The immune ability of patients after chemotherapy is very low and antibiotics are usually required. However, traditional antibiotics may lead to serious side-effects for patients who have undergone chemotherapy. In addition, the abuse of antibiotics has led to the emergence of more drug-resistant pathogens. Compared with traditional antibiotics, AMPs can kill bacteria effectively and will not induce resistance due to its special antibacterial mechanism. Compared with reported drug deliver nanoparticles, PCL₁₆-b-K_n copolymers vesicles can not only be used as a drug carrier, but also can be used as a novel antibiotic to inhibt bacterial infection.

4. Conclusions

In summary, PCL₁₆-b-K_n copolymers mimicking AMPs not only exhibited broad antibacterial capability but could also self-assemble into vesicles, with hydrophilic polylysine and hydrophobic PCL forming the corona and membrane, respectively.
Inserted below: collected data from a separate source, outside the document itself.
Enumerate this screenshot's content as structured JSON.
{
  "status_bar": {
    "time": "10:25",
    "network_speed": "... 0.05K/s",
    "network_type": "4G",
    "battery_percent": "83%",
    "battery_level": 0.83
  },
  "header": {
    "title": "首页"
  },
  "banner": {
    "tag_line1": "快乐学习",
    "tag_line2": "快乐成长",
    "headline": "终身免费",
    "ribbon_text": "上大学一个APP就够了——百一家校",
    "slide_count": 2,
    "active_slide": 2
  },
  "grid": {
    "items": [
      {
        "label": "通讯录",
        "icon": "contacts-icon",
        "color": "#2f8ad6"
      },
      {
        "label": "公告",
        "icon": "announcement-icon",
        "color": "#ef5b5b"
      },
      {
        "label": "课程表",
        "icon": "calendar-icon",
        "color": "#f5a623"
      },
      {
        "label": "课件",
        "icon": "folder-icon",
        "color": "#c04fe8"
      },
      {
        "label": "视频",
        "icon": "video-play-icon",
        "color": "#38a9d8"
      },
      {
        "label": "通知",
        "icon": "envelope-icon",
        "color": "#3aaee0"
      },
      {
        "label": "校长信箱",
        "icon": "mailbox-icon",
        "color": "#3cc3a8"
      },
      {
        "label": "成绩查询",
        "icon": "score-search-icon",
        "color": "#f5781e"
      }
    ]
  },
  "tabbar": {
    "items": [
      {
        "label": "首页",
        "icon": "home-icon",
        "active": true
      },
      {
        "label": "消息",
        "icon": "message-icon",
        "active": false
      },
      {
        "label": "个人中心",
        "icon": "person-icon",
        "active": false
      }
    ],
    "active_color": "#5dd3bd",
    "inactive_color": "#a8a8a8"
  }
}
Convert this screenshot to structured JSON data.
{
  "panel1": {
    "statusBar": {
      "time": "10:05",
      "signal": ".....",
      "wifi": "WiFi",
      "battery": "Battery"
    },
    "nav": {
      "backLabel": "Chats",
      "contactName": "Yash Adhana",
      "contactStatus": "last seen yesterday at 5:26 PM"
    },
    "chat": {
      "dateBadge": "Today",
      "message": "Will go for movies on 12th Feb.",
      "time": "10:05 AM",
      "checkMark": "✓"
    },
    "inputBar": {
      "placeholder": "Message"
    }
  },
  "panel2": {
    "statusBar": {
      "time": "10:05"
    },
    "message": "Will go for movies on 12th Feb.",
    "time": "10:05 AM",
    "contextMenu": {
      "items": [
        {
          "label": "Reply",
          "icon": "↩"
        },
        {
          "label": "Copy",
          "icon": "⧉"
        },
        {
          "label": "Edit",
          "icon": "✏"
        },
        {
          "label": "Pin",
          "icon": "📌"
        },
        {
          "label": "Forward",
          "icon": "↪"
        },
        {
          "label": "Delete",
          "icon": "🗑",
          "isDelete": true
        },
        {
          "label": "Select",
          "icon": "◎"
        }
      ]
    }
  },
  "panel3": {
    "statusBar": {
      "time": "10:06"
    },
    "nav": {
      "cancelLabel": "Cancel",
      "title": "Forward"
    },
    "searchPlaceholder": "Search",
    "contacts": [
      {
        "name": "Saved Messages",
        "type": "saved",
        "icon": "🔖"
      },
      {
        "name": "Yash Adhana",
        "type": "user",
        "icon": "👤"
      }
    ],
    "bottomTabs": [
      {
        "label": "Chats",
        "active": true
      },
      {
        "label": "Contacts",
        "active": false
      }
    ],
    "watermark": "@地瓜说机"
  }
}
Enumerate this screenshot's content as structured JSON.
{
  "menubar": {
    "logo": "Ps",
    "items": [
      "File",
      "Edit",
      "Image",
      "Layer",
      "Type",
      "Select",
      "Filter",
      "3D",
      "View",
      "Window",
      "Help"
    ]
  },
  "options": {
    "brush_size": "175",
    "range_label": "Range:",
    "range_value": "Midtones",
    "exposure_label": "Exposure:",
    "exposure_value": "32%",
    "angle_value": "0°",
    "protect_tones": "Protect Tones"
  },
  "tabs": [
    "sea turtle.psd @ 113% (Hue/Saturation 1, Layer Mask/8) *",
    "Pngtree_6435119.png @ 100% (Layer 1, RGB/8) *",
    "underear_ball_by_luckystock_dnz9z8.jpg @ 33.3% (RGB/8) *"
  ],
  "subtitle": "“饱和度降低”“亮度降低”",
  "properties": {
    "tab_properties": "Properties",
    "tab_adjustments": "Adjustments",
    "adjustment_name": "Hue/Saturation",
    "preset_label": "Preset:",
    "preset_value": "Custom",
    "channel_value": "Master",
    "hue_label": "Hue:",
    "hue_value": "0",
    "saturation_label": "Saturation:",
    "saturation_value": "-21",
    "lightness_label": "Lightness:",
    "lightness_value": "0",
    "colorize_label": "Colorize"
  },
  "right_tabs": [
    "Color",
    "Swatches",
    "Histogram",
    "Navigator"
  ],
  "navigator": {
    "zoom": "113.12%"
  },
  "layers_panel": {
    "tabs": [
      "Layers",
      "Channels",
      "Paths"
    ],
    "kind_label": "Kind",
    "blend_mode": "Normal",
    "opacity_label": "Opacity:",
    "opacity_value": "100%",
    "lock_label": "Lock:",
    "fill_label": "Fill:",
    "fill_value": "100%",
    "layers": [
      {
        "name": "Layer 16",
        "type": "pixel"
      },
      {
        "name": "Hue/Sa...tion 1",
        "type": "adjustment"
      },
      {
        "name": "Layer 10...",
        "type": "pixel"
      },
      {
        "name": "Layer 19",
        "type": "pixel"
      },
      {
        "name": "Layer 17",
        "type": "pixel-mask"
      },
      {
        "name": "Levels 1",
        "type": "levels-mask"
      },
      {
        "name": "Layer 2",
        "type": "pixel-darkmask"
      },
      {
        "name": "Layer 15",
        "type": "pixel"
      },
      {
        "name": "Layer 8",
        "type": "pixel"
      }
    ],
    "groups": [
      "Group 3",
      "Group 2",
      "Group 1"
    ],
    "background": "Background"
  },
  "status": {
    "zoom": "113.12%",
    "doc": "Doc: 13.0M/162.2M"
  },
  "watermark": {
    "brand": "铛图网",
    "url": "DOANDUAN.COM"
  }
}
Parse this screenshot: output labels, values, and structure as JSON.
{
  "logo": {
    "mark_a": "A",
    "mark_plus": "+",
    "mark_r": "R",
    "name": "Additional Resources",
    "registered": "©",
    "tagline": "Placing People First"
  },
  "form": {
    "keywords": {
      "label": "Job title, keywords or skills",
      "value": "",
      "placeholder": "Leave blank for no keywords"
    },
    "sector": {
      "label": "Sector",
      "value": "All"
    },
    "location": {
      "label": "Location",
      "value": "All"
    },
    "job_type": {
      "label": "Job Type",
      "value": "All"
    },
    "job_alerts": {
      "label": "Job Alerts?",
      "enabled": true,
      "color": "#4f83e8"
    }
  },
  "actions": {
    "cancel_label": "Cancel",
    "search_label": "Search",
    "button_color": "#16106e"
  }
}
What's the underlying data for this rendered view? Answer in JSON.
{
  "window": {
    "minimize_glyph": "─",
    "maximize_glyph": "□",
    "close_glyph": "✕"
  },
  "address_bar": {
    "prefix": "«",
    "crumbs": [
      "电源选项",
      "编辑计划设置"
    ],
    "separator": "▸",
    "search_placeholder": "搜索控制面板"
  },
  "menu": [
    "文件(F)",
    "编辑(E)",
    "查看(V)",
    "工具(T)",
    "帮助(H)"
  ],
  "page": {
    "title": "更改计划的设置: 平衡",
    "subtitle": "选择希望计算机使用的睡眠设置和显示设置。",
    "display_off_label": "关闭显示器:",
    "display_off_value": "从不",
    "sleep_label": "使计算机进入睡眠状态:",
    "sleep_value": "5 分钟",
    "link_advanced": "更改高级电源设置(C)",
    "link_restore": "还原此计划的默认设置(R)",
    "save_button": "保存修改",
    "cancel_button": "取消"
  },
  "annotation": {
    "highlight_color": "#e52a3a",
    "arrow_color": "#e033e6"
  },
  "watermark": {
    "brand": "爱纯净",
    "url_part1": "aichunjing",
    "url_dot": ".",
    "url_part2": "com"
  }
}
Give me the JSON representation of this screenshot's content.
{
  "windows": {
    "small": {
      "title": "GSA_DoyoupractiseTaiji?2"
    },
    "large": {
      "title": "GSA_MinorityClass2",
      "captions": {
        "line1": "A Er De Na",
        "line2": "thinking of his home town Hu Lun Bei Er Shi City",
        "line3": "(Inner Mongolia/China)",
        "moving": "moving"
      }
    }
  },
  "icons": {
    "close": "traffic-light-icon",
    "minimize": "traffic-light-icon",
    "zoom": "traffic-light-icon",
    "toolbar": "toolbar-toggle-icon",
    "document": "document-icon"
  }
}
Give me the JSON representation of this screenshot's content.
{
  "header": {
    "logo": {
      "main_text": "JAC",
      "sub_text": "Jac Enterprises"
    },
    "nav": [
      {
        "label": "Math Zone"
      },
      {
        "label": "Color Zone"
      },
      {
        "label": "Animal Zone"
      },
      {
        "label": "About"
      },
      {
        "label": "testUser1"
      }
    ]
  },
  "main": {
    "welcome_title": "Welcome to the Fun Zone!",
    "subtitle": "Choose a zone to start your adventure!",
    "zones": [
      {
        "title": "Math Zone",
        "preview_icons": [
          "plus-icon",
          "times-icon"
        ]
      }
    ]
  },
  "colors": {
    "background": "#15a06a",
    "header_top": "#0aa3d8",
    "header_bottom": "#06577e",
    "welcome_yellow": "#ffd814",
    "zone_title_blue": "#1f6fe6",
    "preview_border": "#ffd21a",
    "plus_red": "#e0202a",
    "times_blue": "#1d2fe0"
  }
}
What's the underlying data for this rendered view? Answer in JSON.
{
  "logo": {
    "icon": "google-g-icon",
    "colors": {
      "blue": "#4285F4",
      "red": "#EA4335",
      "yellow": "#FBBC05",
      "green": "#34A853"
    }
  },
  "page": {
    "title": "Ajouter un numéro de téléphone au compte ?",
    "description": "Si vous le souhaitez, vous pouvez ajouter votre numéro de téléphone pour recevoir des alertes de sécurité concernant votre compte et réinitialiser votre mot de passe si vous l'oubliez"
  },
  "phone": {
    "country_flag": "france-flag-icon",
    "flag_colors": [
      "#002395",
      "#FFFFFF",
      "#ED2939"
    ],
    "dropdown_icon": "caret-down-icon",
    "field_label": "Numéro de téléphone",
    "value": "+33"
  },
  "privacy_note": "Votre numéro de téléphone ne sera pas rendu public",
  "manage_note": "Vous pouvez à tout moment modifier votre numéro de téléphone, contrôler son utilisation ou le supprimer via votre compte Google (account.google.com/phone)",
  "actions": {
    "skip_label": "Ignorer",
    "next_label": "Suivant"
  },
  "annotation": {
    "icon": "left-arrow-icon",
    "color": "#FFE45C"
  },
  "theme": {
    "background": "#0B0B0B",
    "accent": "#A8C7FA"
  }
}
The sizes and morphologies of vesicles were detected by DLS and TEM, respectively, confirming the formation of uniform vesicles. This kind of vesicles could encapsulate and release drugs. Drug-loaded vesicles could also achieve controlled intracellular drug release and effective killing capability against cancer cells with low cytotoxicity to normal cells. Therefore, the amphiphilic block copolymer vesicles could function as multifunctional drug carriers in nanomedicine for cancer therapy.